Which methods do you use?
YT : With the Hybride project, we work with teams from the French National Institute of Health and Medical Research (Inserm) but also the Greyc* and MoDyCo** laboratories. We study the texts in order to extract information from them. This is similar to "Machine Learning": our algorithms need to be able to recognise words and understand if they refer to a disease, a symptom, a bacteria or a treatment. Then, to extract the information, we make sure that the software recognises the syntax of the phrase in order to understand the links between the words (causality, opposition, etc.) including in complex sentences. The link between a disease and a symptom, for example, can be expressed in different ways, and shades of meaning can be very subtle. The MoDyCo team helps us a lot with this.
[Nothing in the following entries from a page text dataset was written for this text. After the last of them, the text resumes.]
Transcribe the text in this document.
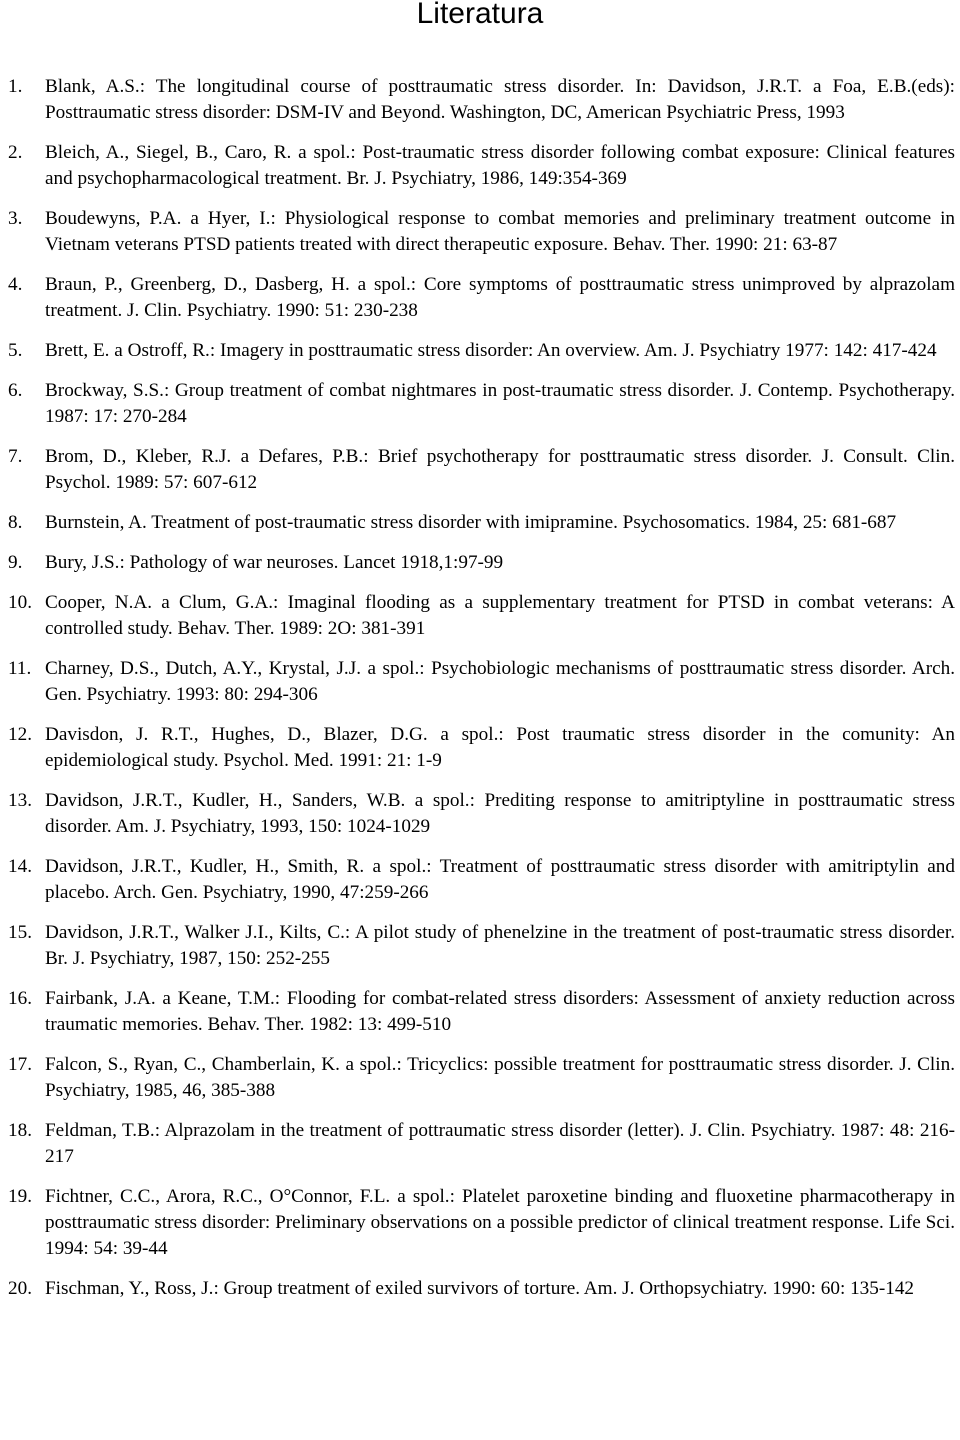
Literatura
1. Blank, A.S.: The longitudinal course of posttraumatic stress disorder. In: Davidson, J.R.T. a Foa, E.B.(eds): Posttraumatic stress disorder: DSM-IV and Beyond. Washington, DC, American Psychiatric Press, 1993
2. Bleich, A., Siegel, B., Caro, R. a spol.: Post-traumatic stress disorder following combat exposure: Clinical features and psychopharmacological treatment. Br. J. Psychiatry, 1986, 149:354-369
3. Boudewyns, P.A. a Hyer, I.: Physiological response to combat memories and preliminary treatment outcome in Vietnam veterans PTSD patients treated with direct therapeutic exposure. Behav. Ther. 1990: 21: 63-87
4. Braun, P., Greenberg, D., Dasberg, H. a spol.: Core symptoms of posttraumatic stress unimproved by alprazolam treatment. J. Clin. Psychiatry. 1990: 51: 230-238
5. Brett, E. a Ostroff, R.: Imagery in posttraumatic stress disorder: An overview. Am. J. Psychiatry 1977: 142: 417-424
6. Brockway, S.S.: Group treatment of combat nightmares in post-traumatic stress disorder. J. Contemp. Psychotherapy. 1987: 17: 270-284
7. Brom, D., Kleber, R.J. a Defares, P.B.: Brief psychotherapy for posttraumatic stress disorder. J. Consult. Clin. Psychol. 1989: 57: 607-612
8. Burnstein, A. Treatment of post-traumatic stress disorder with imipramine. Psychosomatics. 1984, 25: 681-687
9. Bury, J.S.: Pathology of war neuroses. Lancet 1918,1:97-99
10. Cooper, N.A. a Clum, G.A.: Imaginal flooding as a supplementary treatment for PTSD in combat veterans: A controlled study. Behav. Ther. 1989: 2O: 381-391
11. Charney, D.S., Dutch, A.Y., Krystal, J.J. a spol.: Psychobiologic mechanisms of posttraumatic stress disorder. Arch. Gen. Psychiatry. 1993: 80: 294-306
12. Davisdon, J. R.T., Hughes, D., Blazer, D.G. a spol.: Post traumatic stress disorder in the comunity: An epidemiological study. Psychol. Med. 1991: 21: 1-9
13. Davidson, J.R.T., Kudler, H., Sanders, W.B. a spol.: Prediting response to amitriptyline in posttraumatic stress disorder. Am. J. Psychiatry, 1993, 150: 1024-1029
14. Davidson, J.R.T., Kudler, H., Smith, R. a spol.: Treatment of posttraumatic stress disorder with amitriptylin and placebo. Arch. Gen. Psychiatry, 1990, 47:259-266
15. Davidson, J.R.T., Walker J.I., Kilts, C.: A pilot study of phenelzine in the treatment of post-traumatic stress disorder. Br. J. Psychiatry, 1987, 150: 252-255
16. Fairbank, J.A. a Keane, T.M.: Flooding for combat-related stress disorders: Assessment of anxiety reduction across traumatic memories. Behav. Ther. 1982: 13: 499-510
17. Falcon, S., Ryan, C., Chamberlain, K. a spol.: Tricyclics: possible treatment for posttraumatic stress disorder. J. Clin. Psychiatry, 1985, 46, 385-388
18. Feldman, T.B.: Alprazolam in the treatment of pottraumatic stress disorder (letter). J. Clin. Psychiatry. 1987: 48: 216-217
19. Fichtner, C.C., Arora, R.C., O°Connor, F.L. a spol.: Platelet paroxetine binding and fluoxetine pharmacotherapy in posttraumatic stress disorder: Preliminary observations on a possible predictor of clinical treatment response. Life Sci. 1994: 54: 39-44
20. Fischman, Y., Ross, J.: Group treatment of exiled survivors of torture. Am. J. Orthopsychiatry. 1990: 60: 135-142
CR : In concrete terms, starting with medical texts, we draw a network of interconnected data: a disease is linked to several symptoms and to the genes involved, for example. This initial work makes it possible to obtain a representation of existing knowledge. Subsequently I work on detecting hidden patterns and links in this data network, and for this I use data mining algorithms. Here is an example: our data network enables us to affirm that a disease A is linked to a gene B. It also informs us that gene B is present, with certain variations, in mice, and that direct interactions exist between proteins encoded by the mouse genome and the existing gene B. It would be in the doctors' interest to study the equivalent of these proteins identified in humans in more detail in order to improve their knowledge of the disease. My work makes it possible to highlight these links.
In concrete terms, how does the platform operate?
YT :We still have work to do to make our platform accessible and easy to use for doctors and, eventually, the general public. The aim is for them to be able to use the software to ask a question about a rare disease. For example, they can enter the name of an illness to find out all of the symptoms associated with it. They will also be able to enter a certain number of symptoms seen in their patient. The higher the number of symptoms, the smaller the group of possible diseases will be.
CR :We have already presented our platform to doctors in several hospitals, and they provide us with regular feedback on our work. A doctor from the University Hospital (CHU) in Nancy works within the team in order to refine our results. In January, the panel of users will be extended to include doctors, researchers and representatives of the pharmaceutical industry.
*Greyc: Computer science laboratory at the Université de Caen
**MoDyCo: Models, Dynamics, Corpora Linguistics laboratory bringing together researchers from the Université Paris-Ouest Nanterre-La Défense and the CNRS.
The ORPAILLEUR team is a joint project team between the CNRS, Inria and the Université de Lorraine.